Another motivation was the desire to clamp down on criminal activities. “The slums were a haven for human trafficking, a source of crime, and a place for thefts,” Maj. Gen. Saleh Al-Jabri, director of Makkah Region Police, said in the same TV interview.
“We’ve seized large quantities of drugs in a very short time. More than 218 kilograms was seized in these neighborhoods. These neighborhoods became central selling points for drug dealers. In some areas, they (are) publicly sold on these streets.”
Al-Jabri said drug dealers and human trafficking syndicates have long operated under the radar within the labyrinth of ramshackle neighborhoods.
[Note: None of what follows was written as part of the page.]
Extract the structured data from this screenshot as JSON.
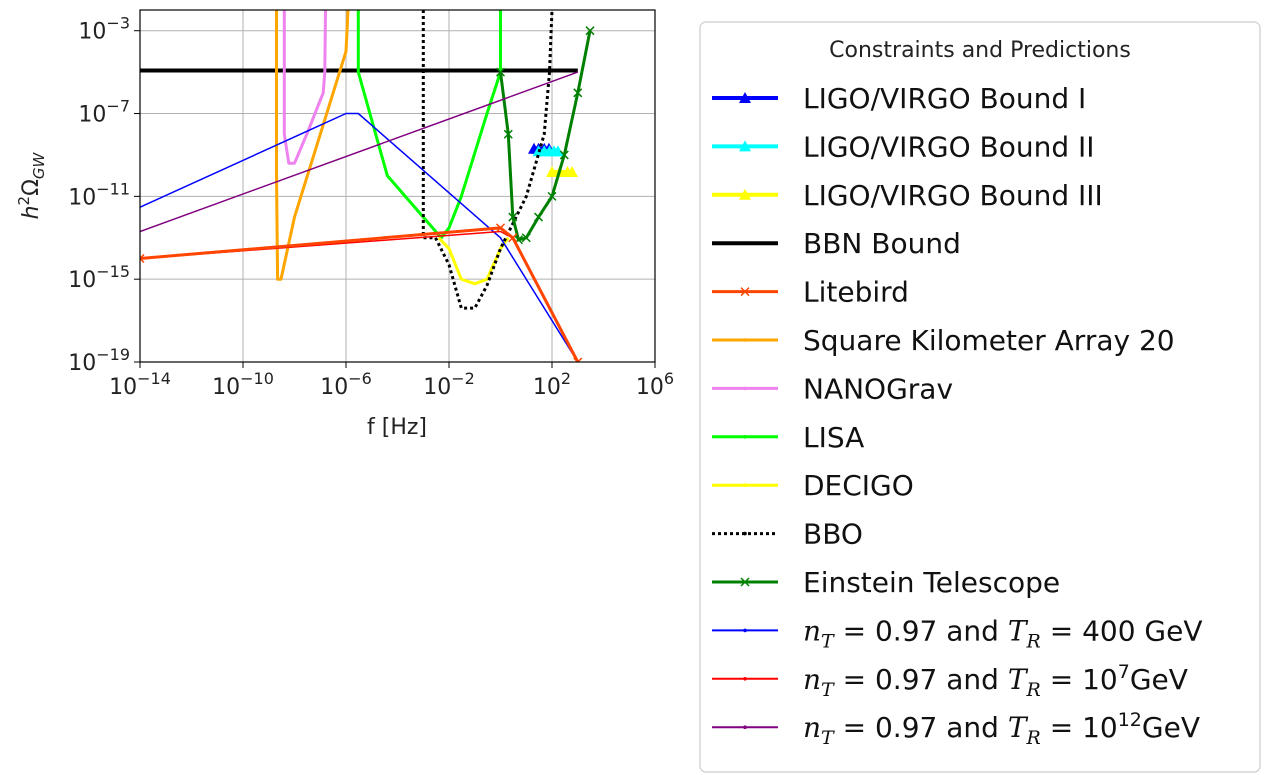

Crystal meth, a highly addictive drug known locally as Al-Shbo, is the most common narcotic sold in the slums.
In one recent bust, Al-Jabri said authorities were able to seize SR60 million ($15.9 million) in cash and more than 100 kilograms in gold worth SR50 million ($13.3 million) ready to be smuggled out of the Kingdom.
Slums are extremely damaging to natural ecosystems and greatly increase the transmissibility of airborne, waterborne, and vector-borne diseases. Today, dengue fever, a prevalent vector-borne illness in Jeddah, costs the municipality SR150 million ($40 million) annually.
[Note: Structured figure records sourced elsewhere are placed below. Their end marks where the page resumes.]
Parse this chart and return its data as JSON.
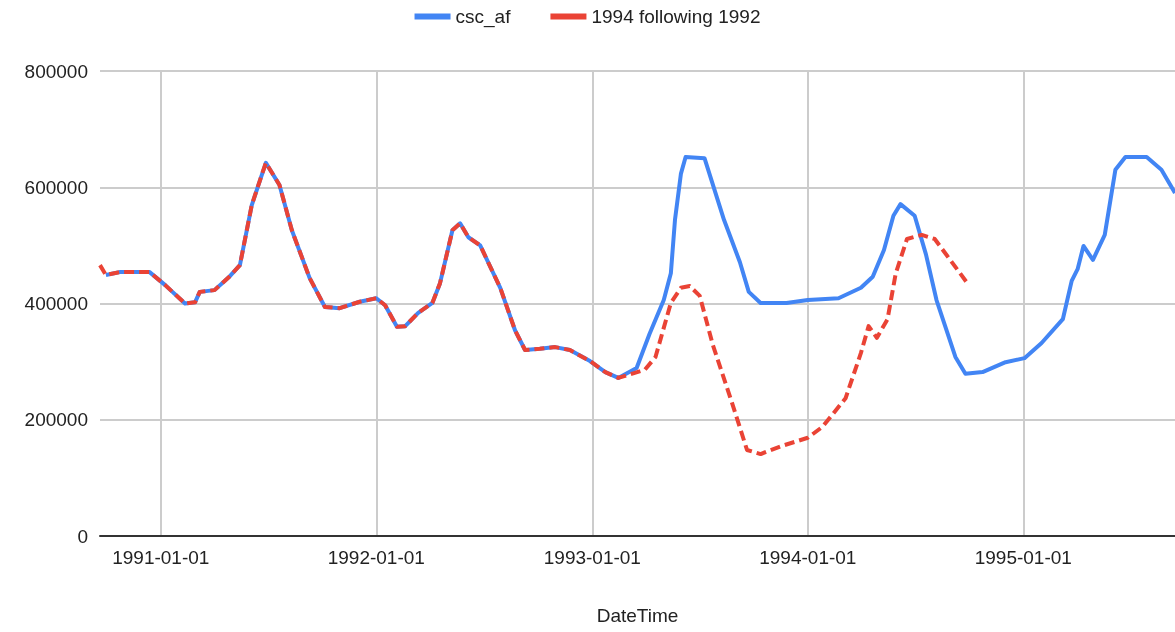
{
  "chart_data": {
    "type": "line",
    "xlabel": "DateTime",
    "legend": "top",
    "grid": true,
    "marker": "none",
    "xlim": [
      "1990-09-20",
      "1995-09-15"
    ],
    "xticks": [
      "1991-01-01",
      "1992-01-01",
      "1993-01-01",
      "1994-01-01",
      "1995-01-01"
    ],
    "ylim": [
      0,
      800000
    ],
    "yticks": [
      0,
      200000,
      400000,
      600000,
      800000
    ],
    "series": [
      {
        "name": "csc_af",
        "color": "#4285f4",
        "line_style": "solid",
        "x": [
          "1990-09-30",
          "1990-10-23",
          "1990-12-13",
          "1991-01-08",
          "1991-02-11",
          "1991-02-28",
          "1991-03-08",
          "1991-04-02",
          "1991-04-28",
          "1991-05-15",
          "1991-06-04",
          "1991-06-18",
          "1991-06-28",
          "1991-07-21",
          "1991-08-11",
          "1991-09-10",
          "1991-10-06",
          "1991-10-31",
          "1991-12-04",
          "1992-01-01",
          "1992-01-16",
          "1992-02-05",
          "1992-02-19",
          "1992-03-12",
          "1992-04-05",
          "1992-04-18",
          "1992-05-09",
          "1992-05-22",
          "1992-06-05",
          "1992-06-25",
          "1992-07-29",
          "1992-08-23",
          "1992-09-09",
          "1992-10-04",
          "1992-10-30",
          "1992-11-24",
          "1992-12-28",
          "1993-01-23",
          "1993-02-14",
          "1993-03-17",
          "1993-04-08",
          "1993-05-02",
          "1993-05-14",
          "1993-05-21",
          "1993-05-31",
          "1993-06-08",
          "1993-07-10",
          "1993-08-12",
          "1993-09-08",
          "1993-09-23",
          "1993-10-13",
          "1993-11-26",
          "1994-01-01",
          "1994-02-22",
          "1994-04-01",
          "1994-04-21",
          "1994-05-10",
          "1994-05-26",
          "1994-06-07",
          "1994-07-01",
          "1994-07-20",
          "1994-08-07",
          "1994-09-08",
          "1994-09-25",
          "1994-10-24",
          "1994-12-02",
          "1995-01-03",
          "1995-02-01",
          "1995-03-09",
          "1995-03-24",
          "1995-04-03",
          "1995-04-13",
          "1995-04-29",
          "1995-05-19",
          "1995-06-06",
          "1995-06-23",
          "1995-07-29",
          "1995-08-23",
          "1995-09-15"
        ],
        "values": [
          449000,
          454000,
          454000,
          432000,
          400000,
          402000,
          420000,
          423000,
          447000,
          466000,
          569000,
          612000,
          642000,
          604000,
          526000,
          444000,
          394000,
          392000,
          403000,
          409000,
          397000,
          360000,
          361000,
          384000,
          401000,
          435000,
          526000,
          538000,
          514000,
          500000,
          427000,
          354000,
          320000,
          322000,
          325000,
          320000,
          301000,
          282000,
          272000,
          289000,
          348000,
          406000,
          452000,
          544000,
          623000,
          652000,
          650000,
          544000,
          471000,
          420000,
          401000,
          401000,
          406000,
          409000,
          427000,
          446000,
          492000,
          551000,
          571000,
          551000,
          485000,
          406000,
          308000,
          279000,
          282000,
          299000,
          306000,
          332000,
          373000,
          439000,
          459000,
          499000,
          475000,
          518000,
          630000,
          652000,
          652000,
          630000,
          590000
        ]
      },
      {
        "name": "1994 following 1992",
        "color": "#ea4335",
        "line_style": "dashed",
        "x": [
          "1990-09-20",
          "1990-09-30",
          "1990-10-23",
          "1990-12-13",
          "1991-01-08",
          "1991-02-11",
          "1991-02-28",
          "1991-03-08",
          "1991-04-02",
          "1991-04-28",
          "1991-05-15",
          "1991-06-04",
          "1991-06-18",
          "1991-06-28",
          "1991-07-21",
          "1991-08-11",
          "1991-09-10",
          "1991-10-06",
          "1991-10-31",
          "1991-12-04",
          "1992-01-01",
          "1992-01-16",
          "1992-02-05",
          "1992-02-19",
          "1992-03-12",
          "1992-04-05",
          "1992-04-18",
          "1992-05-09",
          "1992-05-22",
          "1992-06-05",
          "1992-06-25",
          "1992-07-29",
          "1992-08-23",
          "1992-09-09",
          "1992-10-04",
          "1992-10-30",
          "1992-11-24",
          "1992-12-28",
          "1993-01-23",
          "1993-02-14",
          "1993-03-31",
          "1993-04-18",
          "1993-05-14",
          "1993-05-31",
          "1993-06-15",
          "1993-07-02",
          "1993-07-24",
          "1993-08-25",
          "1993-09-20",
          "1993-10-13",
          "1993-11-18",
          "1994-01-01",
          "1994-01-26",
          "1994-03-06",
          "1994-04-01",
          "1994-04-14",
          "1994-04-28",
          "1994-05-16",
          "1994-05-30",
          "1994-06-18",
          "1994-07-13",
          "1994-08-04",
          "1994-08-28",
          "1994-09-29"
        ],
        "values": [
          466000,
          449000,
          454000,
          454000,
          432000,
          400000,
          402000,
          420000,
          423000,
          447000,
          466000,
          569000,
          612000,
          642000,
          604000,
          526000,
          444000,
          394000,
          392000,
          403000,
          409000,
          397000,
          360000,
          361000,
          384000,
          401000,
          435000,
          526000,
          538000,
          514000,
          500000,
          427000,
          354000,
          320000,
          322000,
          325000,
          320000,
          301000,
          282000,
          272000,
          286000,
          308000,
          401000,
          427000,
          430000,
          413000,
          329000,
          231000,
          148000,
          141000,
          155000,
          169000,
          188000,
          237000,
          315000,
          361000,
          341000,
          373000,
          452000,
          511000,
          518000,
          511000,
          478000,
          434000
        ]
      }
    ]
  }
}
The issue was further highlighted by the COVID-19 pandemic, which necessitated social distancing and self-isolation for those infected — measures that are near impossible to implement in overcrowded settlements.
Despite the clear benefits, slum clearance does carry negative social consequences. Thousands of people across several generations have long called these informal settlements home, establishing close-knit social networks with their neighbors that are not easily replaced.
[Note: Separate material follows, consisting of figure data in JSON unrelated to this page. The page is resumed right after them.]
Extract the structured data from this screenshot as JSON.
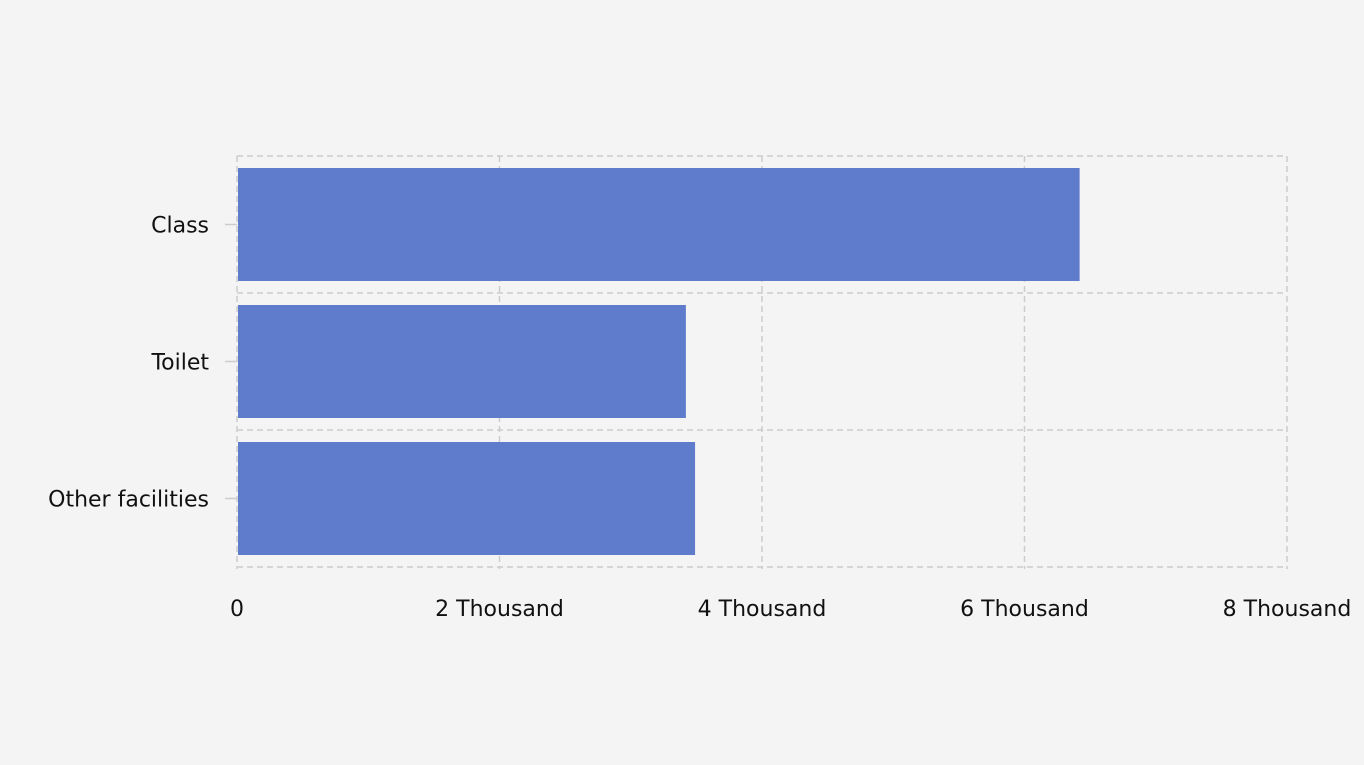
{
  "chart_data": {
    "type": "bar",
    "orientation": "horizontal",
    "categories": [
      "Class",
      "Toilet",
      "Other facilities"
    ],
    "values": [
      6420,
      3420,
      3490
    ],
    "xlim": [
      0,
      8000
    ],
    "x_ticks": [
      {
        "value": 0,
        "label": "0"
      },
      {
        "value": 2000,
        "label": "2 Thousand"
      },
      {
        "value": 4000,
        "label": "4 Thousand"
      },
      {
        "value": 6000,
        "label": "6 Thousand"
      },
      {
        "value": 8000,
        "label": "8 Thousand"
      }
    ],
    "grid": true,
    "legend": "none",
    "bar_color": "#5f7bcb",
    "grid_color": "#cccccc",
    "background_color": "#f4f4f4"
  }
}
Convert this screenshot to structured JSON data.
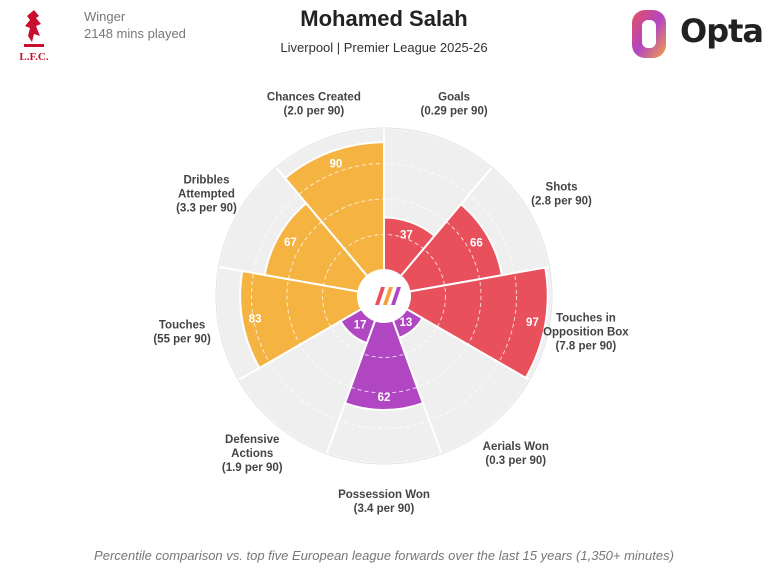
{
  "player": {
    "position": "Winger",
    "minutes": "2148 mins played",
    "name": "Mohamed Salah",
    "team_competition": "Liverpool | Premier League 2025-26"
  },
  "brand": {
    "club_text": "L.F.C.",
    "provider": "Opta"
  },
  "footnote": "Percentile comparison vs. top five European league forwards over the last 15 years (1,350+ minutes)",
  "colors": {
    "attacking": "#e8505b",
    "possession": "#f5b342",
    "defending": "#b146c2",
    "background_sector": "#efefef",
    "club": "#c8102e"
  },
  "chart_data": {
    "type": "polar-bar",
    "value_range": [
      0,
      100
    ],
    "metrics": [
      {
        "label": [
          "Goals"
        ],
        "per90": "(0.29 per 90)",
        "percentile": 37,
        "group": "attacking"
      },
      {
        "label": [
          "Shots"
        ],
        "per90": "(2.8 per 90)",
        "percentile": 66,
        "group": "attacking"
      },
      {
        "label": [
          "Touches in",
          "Opposition Box"
        ],
        "per90": "(7.8 per 90)",
        "percentile": 97,
        "group": "attacking"
      },
      {
        "label": [
          "Aerials Won"
        ],
        "per90": "(0.3 per 90)",
        "percentile": 13,
        "group": "defending"
      },
      {
        "label": [
          "Possession Won"
        ],
        "per90": "(3.4 per 90)",
        "percentile": 62,
        "group": "defending"
      },
      {
        "label": [
          "Defensive",
          "Actions"
        ],
        "per90": "(1.9 per 90)",
        "percentile": 17,
        "group": "defending"
      },
      {
        "label": [
          "Touches"
        ],
        "per90": "(55 per 90)",
        "percentile": 83,
        "group": "possession"
      },
      {
        "label": [
          "Dribbles",
          "Attempted"
        ],
        "per90": "(3.3 per 90)",
        "percentile": 67,
        "group": "possession"
      },
      {
        "label": [
          "Chances Created"
        ],
        "per90": "(2.0 per 90)",
        "percentile": 90,
        "group": "possession"
      }
    ]
  }
}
And although housing in these communities is considered substandard, it is also viewed as an affordable starting point for many new arrivals in the Kingdom and those migrating from the countryside.
“Humans go through development phases just like cities,” Maha Al-Qattan, a Saudi sociologist, told Arab News.
“The closeness and ties between the people living within the slums are no different. People change, and it’s not like it was before when they would visit each other or call on one another. Today these slums are a convenience more so than a living place.”
Nevertheless, the socially corrosive effects of criminality in the slums has left authorities with little choice but to redevelop them from scratch. “They harbor dangers to society within the walls and outside,” Al-Qattan said.
“Crimes will never cease, but it is essential to curb them by extracting the cancer that imposes pressure on communities and governments.
“These are ticking time bombs. The longer you keep them, the more difficult it will be to achieve the standards to upgrade the quality of life in cities.”
The decision to clear these areas is motivated by the desire to improve overall quality of life in the Kingdom’s cities, transforming them into vibrant economic and cultural hubs that are inviting to investors and tourists. It is also motivated by environmental concerns and the push towards greater sustainability.
The first studies on the condition of slums and their effect on the city’s development began in 1972, but plans to deal with them were repeatedly put off in favor of less disruptive initiatives to improve existing infrastructure, according to Al-Turki.
Now, thanks to the Saudi government’s commitment to raising overall quality of life in the Kingdom, under the umbrella of its economic and social reform agenda Vision 2030, urban redevelopment is back on track and far more ambitious in scope.
“Vision 2030 placed pressure on the Ministry of Municipal, Rural Affairs and Housing to elevate the quality of life, increase green spaces,” said Al-Turki.
“A green Riyadh, a green Jeddah, a green Middle East. All this would not happen in a city with weak infrastructure.”